Why Dropbox's Founders Said No to Steve Jobs
Dropbox, the free cloud-based file-syncing service, now has 200 million users saving more than a billion digital files, photos and videos every day. But Dropbox's founders want more.
In Marcus Wohlsen's piece in Wired, the start-up's co-founders, CEO Drew Houston and CTO Arash Ferdowsi, revealed their plan to grow as big and influential as Apple, Facebook and Google. The MIT duo believe their new Datastore API feature will make Dropbox a "pervasive data layer." They hope developers will integrate this feature into products, which could shepherd a wave of syncable apps that enable users to share all kinds of data on any device.
"What we're talking about is not just sync or new features," Houston told Wired. "This is really an important step in fixing a lot of what's wrong with technology."
Beyond their grand ambitions, here are three other intriguing details the story revealed about Dropbox.
They turned down Steve Jobs.
In 2009, Steve Jobs asked to meet Houston and Ferdowsi in an effort to buy Dropbox. According to Wired, Jobs said they had a "feature, not a product." In 2011, when Apple released its inferior iCloud, Dropbox got an additional $250 million in funding.

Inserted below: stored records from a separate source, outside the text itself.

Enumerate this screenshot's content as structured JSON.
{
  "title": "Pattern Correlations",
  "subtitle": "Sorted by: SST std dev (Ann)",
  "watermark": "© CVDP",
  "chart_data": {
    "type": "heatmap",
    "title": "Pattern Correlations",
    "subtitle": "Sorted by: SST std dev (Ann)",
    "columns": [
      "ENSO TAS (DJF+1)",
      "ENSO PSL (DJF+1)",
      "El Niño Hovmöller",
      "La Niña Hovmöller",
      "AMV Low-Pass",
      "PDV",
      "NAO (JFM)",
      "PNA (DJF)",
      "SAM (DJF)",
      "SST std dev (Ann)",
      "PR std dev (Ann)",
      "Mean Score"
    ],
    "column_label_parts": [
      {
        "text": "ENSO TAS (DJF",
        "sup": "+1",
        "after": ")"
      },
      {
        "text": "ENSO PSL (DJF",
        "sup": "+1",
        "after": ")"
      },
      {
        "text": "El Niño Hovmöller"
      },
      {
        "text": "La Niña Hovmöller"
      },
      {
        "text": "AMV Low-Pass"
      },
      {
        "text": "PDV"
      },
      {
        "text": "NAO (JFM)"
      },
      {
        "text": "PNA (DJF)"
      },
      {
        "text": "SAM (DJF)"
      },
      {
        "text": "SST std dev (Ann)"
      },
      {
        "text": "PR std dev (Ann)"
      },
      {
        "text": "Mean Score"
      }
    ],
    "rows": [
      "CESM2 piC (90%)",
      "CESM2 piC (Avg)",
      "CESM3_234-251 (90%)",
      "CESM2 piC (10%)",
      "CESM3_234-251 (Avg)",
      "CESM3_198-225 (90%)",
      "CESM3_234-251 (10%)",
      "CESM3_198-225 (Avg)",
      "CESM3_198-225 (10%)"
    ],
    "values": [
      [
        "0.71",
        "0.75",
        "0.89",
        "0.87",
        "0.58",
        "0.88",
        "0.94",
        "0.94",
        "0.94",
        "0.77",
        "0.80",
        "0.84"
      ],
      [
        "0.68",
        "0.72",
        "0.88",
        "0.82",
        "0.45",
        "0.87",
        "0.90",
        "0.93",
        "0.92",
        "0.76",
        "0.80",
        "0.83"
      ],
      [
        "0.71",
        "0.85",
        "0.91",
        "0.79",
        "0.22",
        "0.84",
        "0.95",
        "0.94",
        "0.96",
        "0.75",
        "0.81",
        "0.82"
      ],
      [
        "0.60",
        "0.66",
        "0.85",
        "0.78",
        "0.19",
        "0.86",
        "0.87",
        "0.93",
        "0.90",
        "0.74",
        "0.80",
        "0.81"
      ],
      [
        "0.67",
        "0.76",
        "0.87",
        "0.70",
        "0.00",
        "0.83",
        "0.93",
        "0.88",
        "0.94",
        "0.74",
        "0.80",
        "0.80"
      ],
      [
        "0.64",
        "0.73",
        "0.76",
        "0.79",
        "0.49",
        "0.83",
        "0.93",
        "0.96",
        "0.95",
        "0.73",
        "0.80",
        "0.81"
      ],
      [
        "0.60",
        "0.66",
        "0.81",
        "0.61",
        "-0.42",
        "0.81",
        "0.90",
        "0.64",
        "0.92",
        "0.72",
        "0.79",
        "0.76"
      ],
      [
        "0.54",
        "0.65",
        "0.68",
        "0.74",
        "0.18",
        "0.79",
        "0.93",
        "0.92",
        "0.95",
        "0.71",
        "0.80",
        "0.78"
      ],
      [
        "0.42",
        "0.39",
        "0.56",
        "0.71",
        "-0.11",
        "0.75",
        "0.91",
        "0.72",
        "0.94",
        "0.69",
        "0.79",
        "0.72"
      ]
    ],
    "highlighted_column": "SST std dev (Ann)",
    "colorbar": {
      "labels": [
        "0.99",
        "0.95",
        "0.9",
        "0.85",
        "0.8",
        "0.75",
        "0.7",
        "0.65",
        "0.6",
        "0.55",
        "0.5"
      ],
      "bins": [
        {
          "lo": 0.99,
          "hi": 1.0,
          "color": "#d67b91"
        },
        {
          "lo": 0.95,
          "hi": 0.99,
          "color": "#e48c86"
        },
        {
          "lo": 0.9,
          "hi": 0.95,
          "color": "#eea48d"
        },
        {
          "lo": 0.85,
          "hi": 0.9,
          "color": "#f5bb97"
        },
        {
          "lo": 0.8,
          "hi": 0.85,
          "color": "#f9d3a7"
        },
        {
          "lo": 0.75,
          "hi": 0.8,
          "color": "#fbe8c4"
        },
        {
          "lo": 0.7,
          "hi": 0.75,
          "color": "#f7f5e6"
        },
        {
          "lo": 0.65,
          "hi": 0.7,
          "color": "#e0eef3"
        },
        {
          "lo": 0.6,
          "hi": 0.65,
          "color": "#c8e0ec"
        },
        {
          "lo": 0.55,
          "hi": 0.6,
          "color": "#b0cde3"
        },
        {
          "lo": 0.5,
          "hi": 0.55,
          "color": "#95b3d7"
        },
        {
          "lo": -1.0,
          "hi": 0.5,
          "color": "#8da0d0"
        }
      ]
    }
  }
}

They've assembled a fleet of tech superstars.
Dropbox has filled its ranks with talented engineers. Last year, Ruchi Sanghvi and Aditya Agarwal came on board as the VP of operations and VP of engineering, respectively. The husband-and-wife duo also built Cove before it was acquired by Dropbox and were integral employees at Facebook. There, Sanghvi (who was the first female engineer hired by Zuckerberg) helped build the News Feed, and Agarwal wrote the initial Facebook search engine.

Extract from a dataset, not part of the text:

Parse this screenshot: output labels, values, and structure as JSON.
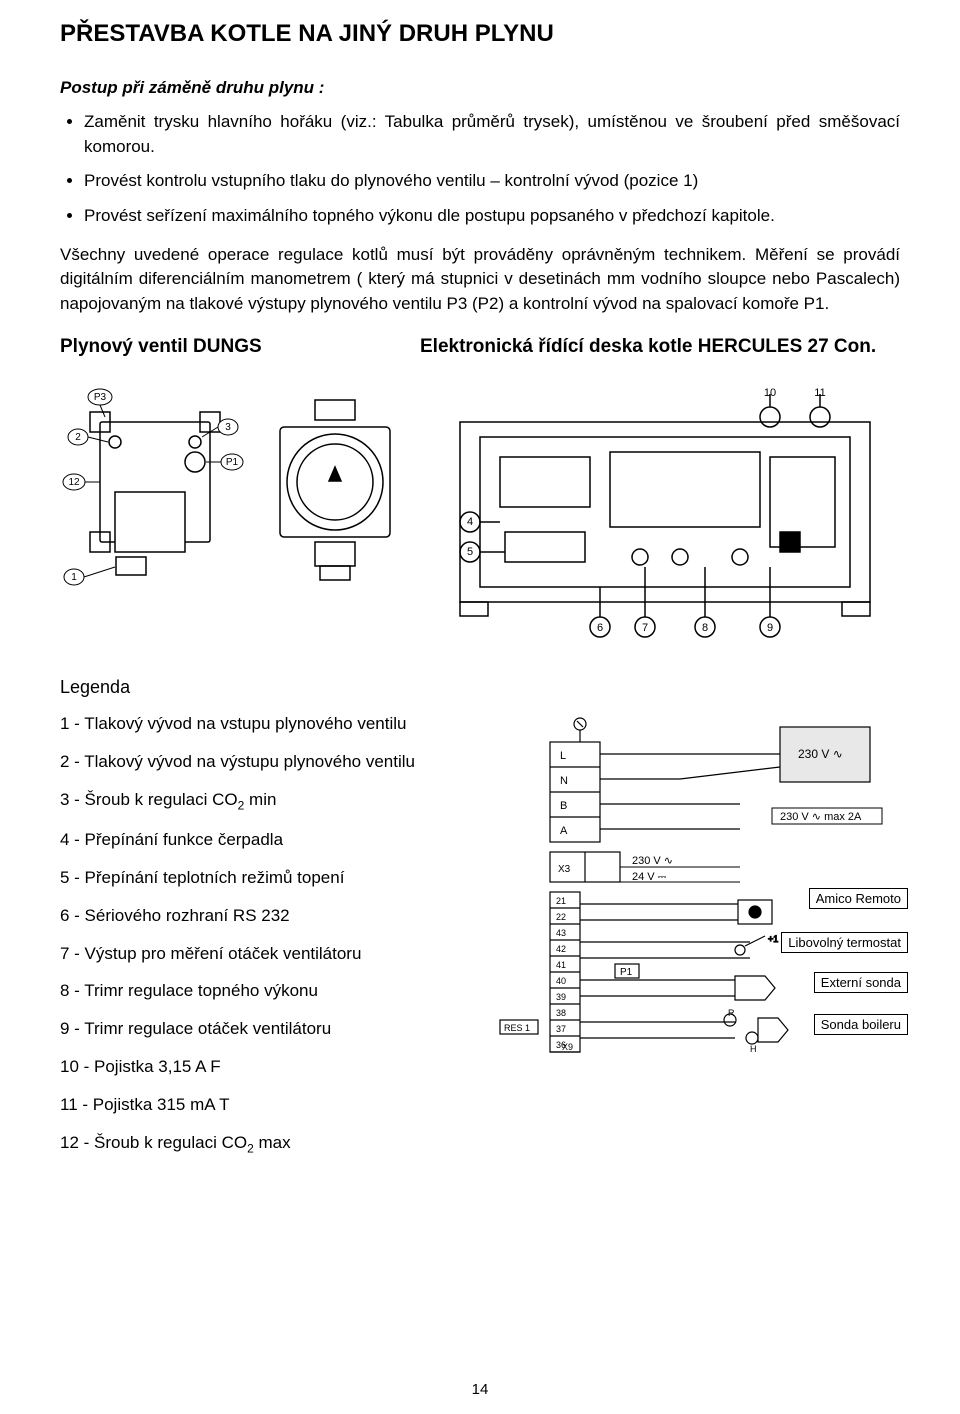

Another key hire was Guido van Rossum, who came from Google. In the late 1980s, van Rossum invented the programming language Python ... which was used to build Dropbox.
They've never been just a cloud storage company.
Dropbox's true goal was always accessibility, not just data storage. In 2007, when Houston was getting on a bus in Boston, he realized he'd left his thumb drive at home. He started building Dropbox then and there, in an effort to make sure his files were always where he needed them.
Bryan Schreier, from Sequoia Capital, told Wired, “When you heard the vision, it was easily misunderstood as being about storage. But you realize it’s not about storage. It’s about accessibility. It’s about availability.” So Dropbox's desire to become "the default file system for a multiscreen world" isn't far from Houston's original vision.